Rectification Of Accounting Errors

Accountants prepare trial accounts to ensure that they are accurate. If the total of debit and credit balances is not equal, it means that the accounts have been incorrectly recorded in the books of original entry. This is why it is so important that we find these errors and correct them before we proceed with final accounts. We know that trial balance doesn’t reveal all kinds errors on website. Some errors have no effect on the total trial balance. These errors cannot all be identified with trial balance. Before an accountant prepares trading, profit & loss account and balance sheet, he should put in effort to correct both errors. Because if they are not rectified, these will not give the correct result. Profit and loss as disclosed by them will not be actual profit or loss.

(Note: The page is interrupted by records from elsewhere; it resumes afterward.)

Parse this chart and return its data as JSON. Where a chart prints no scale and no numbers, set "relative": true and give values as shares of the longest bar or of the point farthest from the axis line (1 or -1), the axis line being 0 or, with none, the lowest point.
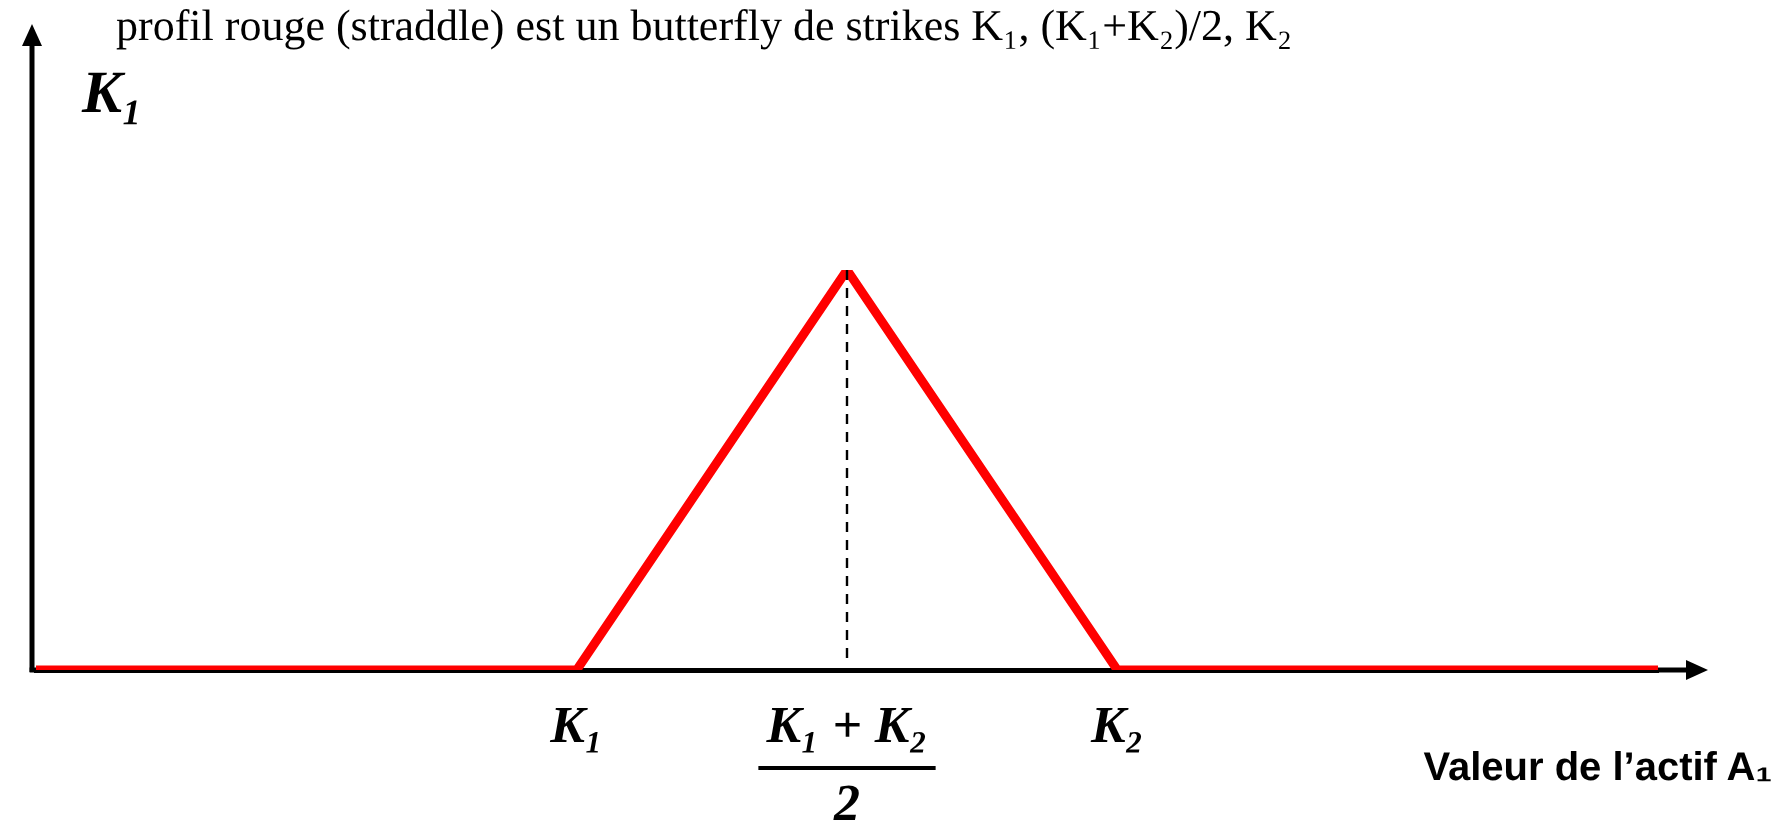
{
  "chart_data": {
    "type": "line",
    "title": "profil rouge (straddle) est un butterfly de strikes K₁, (K₁+K₂)/2, K₂",
    "ylabel": "K₁",
    "xlabel": "Valeur de l’actif A₁",
    "categories": [
      null,
      null,
      "K₁",
      "K₁ + K₂\n2",
      "K₂",
      null,
      null
    ],
    "values": [
      0,
      0,
      0,
      1,
      0,
      0,
      0
    ],
    "color": "#ff0000",
    "relative": true,
    "marker": "none",
    "ref_lines": [
      {
        "axis": "x",
        "value": "K₁ + K₂\n2",
        "color": "#000000",
        "line_style": "dashed"
      }
    ]
  }
}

You can classify accounting errors as follows:

1. Principle Errors

An error of principle is when transactions are recorded in violation of the fundamental principles. You can see an example of this: Revenue expenditure could be treated as capital expense or vice versa.

2. Clerical Errors

These errors may be further sub-divided, as follows:

(iii) Errors due to omission

A transaction that is not entirely or partially recorded in the book is called an error of neglect. It could be related either to the omission to record a transaction in books of original entries or to the omission that a transaction was posted from the books to the account.

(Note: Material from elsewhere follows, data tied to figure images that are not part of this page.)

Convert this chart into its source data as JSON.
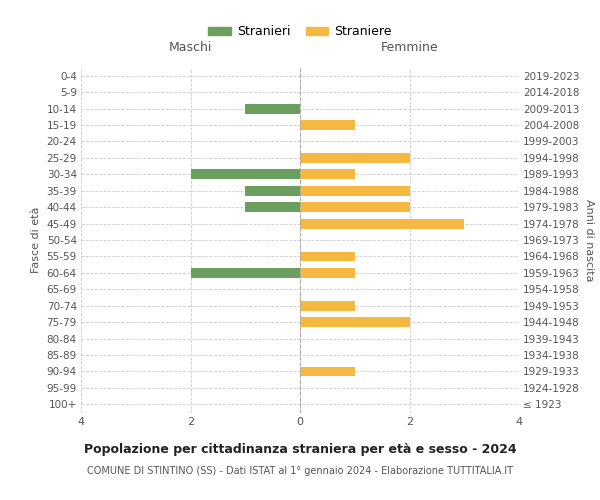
{
  "age_groups": [
    "100+",
    "95-99",
    "90-94",
    "85-89",
    "80-84",
    "75-79",
    "70-74",
    "65-69",
    "60-64",
    "55-59",
    "50-54",
    "45-49",
    "40-44",
    "35-39",
    "30-34",
    "25-29",
    "20-24",
    "15-19",
    "10-14",
    "5-9",
    "0-4"
  ],
  "birth_years": [
    "≤ 1923",
    "1924-1928",
    "1929-1933",
    "1934-1938",
    "1939-1943",
    "1944-1948",
    "1949-1953",
    "1954-1958",
    "1959-1963",
    "1964-1968",
    "1969-1973",
    "1974-1978",
    "1979-1983",
    "1984-1988",
    "1989-1993",
    "1994-1998",
    "1999-2003",
    "2004-2008",
    "2009-2013",
    "2014-2018",
    "2019-2023"
  ],
  "maschi_stranieri": [
    0,
    0,
    0,
    0,
    0,
    0,
    0,
    0,
    2,
    0,
    0,
    0,
    1,
    1,
    2,
    0,
    0,
    0,
    1,
    0,
    0
  ],
  "femmine_straniere": [
    0,
    0,
    1,
    0,
    0,
    2,
    1,
    0,
    1,
    1,
    0,
    3,
    2,
    2,
    1,
    2,
    0,
    1,
    0,
    0,
    0
  ],
  "color_maschi": "#6a9f5e",
  "color_femmine": "#f5b942",
  "grid_color": "#cccccc",
  "title": "Popolazione per cittadinanza straniera per età e sesso - 2024",
  "subtitle": "COMUNE DI STINTINO (SS) - Dati ISTAT al 1° gennaio 2024 - Elaborazione TUTTITALIA.IT",
  "xlabel_left": "Maschi",
  "xlabel_right": "Femmine",
  "ylabel_left": "Fasce di età",
  "ylabel_right": "Anni di nascita",
  "legend_stranieri": "Stranieri",
  "legend_straniere": "Straniere",
  "xlim": 4
}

(iii. Errors during commission

If an entry is incorrectly entered, it can cause incorrect casting, calculation, casting or balance. Some errors of Commission affect the trial account, while others don’t. A trial balance is a way to reveal errors that could affect the trial amount.

(iii) Compensating errors

Sometimes an error is counterbalanced in a way that is not visible by the trial balance. These are known as compensating or reversible errors.

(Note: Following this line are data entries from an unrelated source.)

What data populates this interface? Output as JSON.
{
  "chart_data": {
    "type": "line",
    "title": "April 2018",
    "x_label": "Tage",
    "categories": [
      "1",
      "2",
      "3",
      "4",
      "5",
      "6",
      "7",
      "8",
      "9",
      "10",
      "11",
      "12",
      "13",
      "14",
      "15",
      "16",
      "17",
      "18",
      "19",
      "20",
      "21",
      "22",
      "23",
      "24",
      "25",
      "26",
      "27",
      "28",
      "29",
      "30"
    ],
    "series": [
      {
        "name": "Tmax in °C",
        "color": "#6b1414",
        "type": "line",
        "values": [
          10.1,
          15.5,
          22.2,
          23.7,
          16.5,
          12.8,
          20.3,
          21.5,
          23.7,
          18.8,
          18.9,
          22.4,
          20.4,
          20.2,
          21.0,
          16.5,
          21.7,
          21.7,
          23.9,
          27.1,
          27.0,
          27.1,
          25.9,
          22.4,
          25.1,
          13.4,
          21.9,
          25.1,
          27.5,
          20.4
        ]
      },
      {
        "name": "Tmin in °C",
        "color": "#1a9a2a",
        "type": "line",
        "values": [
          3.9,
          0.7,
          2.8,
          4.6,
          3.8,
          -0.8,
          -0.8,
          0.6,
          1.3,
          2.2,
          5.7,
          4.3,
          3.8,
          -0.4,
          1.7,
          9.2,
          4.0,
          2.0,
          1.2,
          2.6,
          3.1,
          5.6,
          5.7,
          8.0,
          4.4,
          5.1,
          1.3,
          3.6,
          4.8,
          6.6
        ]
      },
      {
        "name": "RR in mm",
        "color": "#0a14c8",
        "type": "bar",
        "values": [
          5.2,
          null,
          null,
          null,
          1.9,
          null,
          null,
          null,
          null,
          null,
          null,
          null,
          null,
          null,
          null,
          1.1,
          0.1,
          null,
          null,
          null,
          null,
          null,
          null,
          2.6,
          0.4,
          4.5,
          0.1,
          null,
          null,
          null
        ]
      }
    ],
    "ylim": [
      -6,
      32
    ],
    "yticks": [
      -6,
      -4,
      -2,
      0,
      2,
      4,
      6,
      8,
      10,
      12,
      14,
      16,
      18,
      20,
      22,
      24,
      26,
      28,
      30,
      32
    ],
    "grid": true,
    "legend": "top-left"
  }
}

The rectification of errors can be divided in two groups:

(a.) Account-specific errors

(b). Errors that affect multiple accounts.

One account may be affected by an error

Errors can affect:

(a) Casting errors;

(b). Error in posting

(c), Carry on

(d), balancing

(e) Exclusion from trial balance

These errors should first be discovered and corrected. These errors should be corrected by journal entry or an explanation note in the account.